For the reason that defendant’s taped statement was properly admitted, we reject his ineffective assistance of counsel claims.
The right to effective assistance of counsel derives from the Sixth Amendment right to assistance of counsel. (Strickland v. Washington (1984) 466 U.S. 668, 686–694 [104 S.Ct. 2052, 80 L.Ed.2d 674]; see also Cal. Const., art. I, § 15.) To demonstrate ineffective assistance, defendant must show (1) counsel’s conduct was deficient when measured against the standards of a reasonably competent attorney, and (2) prejudice resulting from counsel’s performance “‘so undermined the proper functioning of the adversarial process that the trial cannot be relied on as having produced a just result.’” (People v. Mayfield (1997) 14 Cal.4th 668, 784.) Prejudice is shown where there is a reasonable probability, but for counsel’s errors, that the result of the proceeding would have been different. (In re Harris (1993) 5 Cal.4th 813, 832–833.)
Our review of counsel’s performance is deferential, and strategic choices made after a thorough investigation of the law and facts are “virtually unchallengeable.” (In re Cudjo (1999) 20 Cal.4th 673, 692.) Here, because Sixth Amendment jurisprudence is unequivocal that for a defendant to raise a Massiah issue there must be pending charges, any objection to the taped interview by trial counsel would have been meritless, and raising the argument on appeal would have been similarly fruitless. Counsel’s performance is not deficient when it is based upon a sound evaluation of the law.
IV.
Lastly, we reach defendant’s contention based upon section 859c that we must reverse because the same judge who presided over his trial heard his habeas corpus petition filed in superior court.
In People v. Fuller, supra, 125 Cal.App.4th 623, the court held that under section 859c, a defendant’s petition for writ of habeas corpus was wrongfully heard by the same judge who denied her motion to dismiss a misdemeanor. (Id. at p. 627–628.) However, section 859c, which applies to pretrial proceedings, has no application to defendant’s instant posttrial habeas petition.

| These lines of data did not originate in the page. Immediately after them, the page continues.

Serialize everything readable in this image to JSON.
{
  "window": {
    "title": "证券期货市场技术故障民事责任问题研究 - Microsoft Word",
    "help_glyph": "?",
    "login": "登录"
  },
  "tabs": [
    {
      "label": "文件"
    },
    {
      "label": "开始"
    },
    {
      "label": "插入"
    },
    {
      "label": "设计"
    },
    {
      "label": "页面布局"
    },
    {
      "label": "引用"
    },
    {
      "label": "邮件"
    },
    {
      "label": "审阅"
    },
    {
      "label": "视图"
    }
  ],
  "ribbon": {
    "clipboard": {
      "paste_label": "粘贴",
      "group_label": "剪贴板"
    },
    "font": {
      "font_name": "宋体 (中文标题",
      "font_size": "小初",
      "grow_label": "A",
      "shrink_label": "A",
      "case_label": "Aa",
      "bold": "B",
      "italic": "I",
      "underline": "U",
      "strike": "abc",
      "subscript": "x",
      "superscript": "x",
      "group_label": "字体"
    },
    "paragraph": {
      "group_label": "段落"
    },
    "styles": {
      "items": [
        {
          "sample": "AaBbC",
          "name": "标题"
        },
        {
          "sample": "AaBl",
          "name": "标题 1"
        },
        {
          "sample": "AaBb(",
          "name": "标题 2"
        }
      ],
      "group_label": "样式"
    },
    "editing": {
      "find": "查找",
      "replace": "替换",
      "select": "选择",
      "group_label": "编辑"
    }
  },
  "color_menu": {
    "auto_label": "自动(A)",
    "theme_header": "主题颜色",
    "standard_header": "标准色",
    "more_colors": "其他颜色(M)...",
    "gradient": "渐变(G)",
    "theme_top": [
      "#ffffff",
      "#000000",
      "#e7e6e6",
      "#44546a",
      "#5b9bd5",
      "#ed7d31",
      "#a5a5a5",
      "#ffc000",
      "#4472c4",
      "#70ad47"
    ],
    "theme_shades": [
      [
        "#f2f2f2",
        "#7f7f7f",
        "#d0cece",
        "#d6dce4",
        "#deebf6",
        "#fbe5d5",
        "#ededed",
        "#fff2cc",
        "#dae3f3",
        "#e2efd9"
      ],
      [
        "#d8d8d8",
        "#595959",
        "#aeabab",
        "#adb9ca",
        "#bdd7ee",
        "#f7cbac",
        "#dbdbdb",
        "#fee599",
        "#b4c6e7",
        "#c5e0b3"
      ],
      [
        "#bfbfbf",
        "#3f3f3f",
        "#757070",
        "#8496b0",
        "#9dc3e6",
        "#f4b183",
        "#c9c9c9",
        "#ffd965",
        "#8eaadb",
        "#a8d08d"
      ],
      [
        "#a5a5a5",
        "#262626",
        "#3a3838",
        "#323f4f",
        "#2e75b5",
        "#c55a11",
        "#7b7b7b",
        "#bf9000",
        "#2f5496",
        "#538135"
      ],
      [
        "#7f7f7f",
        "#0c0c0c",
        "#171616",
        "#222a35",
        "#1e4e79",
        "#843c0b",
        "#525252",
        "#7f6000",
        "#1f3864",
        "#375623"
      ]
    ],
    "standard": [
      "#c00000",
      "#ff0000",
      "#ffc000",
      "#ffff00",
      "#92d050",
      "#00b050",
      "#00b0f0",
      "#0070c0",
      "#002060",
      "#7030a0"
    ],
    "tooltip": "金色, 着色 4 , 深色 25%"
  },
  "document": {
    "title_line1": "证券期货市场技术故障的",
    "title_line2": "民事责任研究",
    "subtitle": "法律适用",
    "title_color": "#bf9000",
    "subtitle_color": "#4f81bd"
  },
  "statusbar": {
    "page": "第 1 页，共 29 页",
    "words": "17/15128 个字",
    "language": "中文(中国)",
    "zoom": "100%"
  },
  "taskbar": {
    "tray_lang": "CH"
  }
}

Section 859c provides, “Procedures under this code that provide for superior court review of a challenged ruling or order made by a superior court judge or a magistrate shall be performed by a superior court judge other than the judge or magistrate who originally made the ruling or order, unless agreed to by the parties.”
DISPOSITION
The petition for writ of habeas corpus is denied.
We concur: ROTHSCHILD, Acting P. J.CHANEY, J.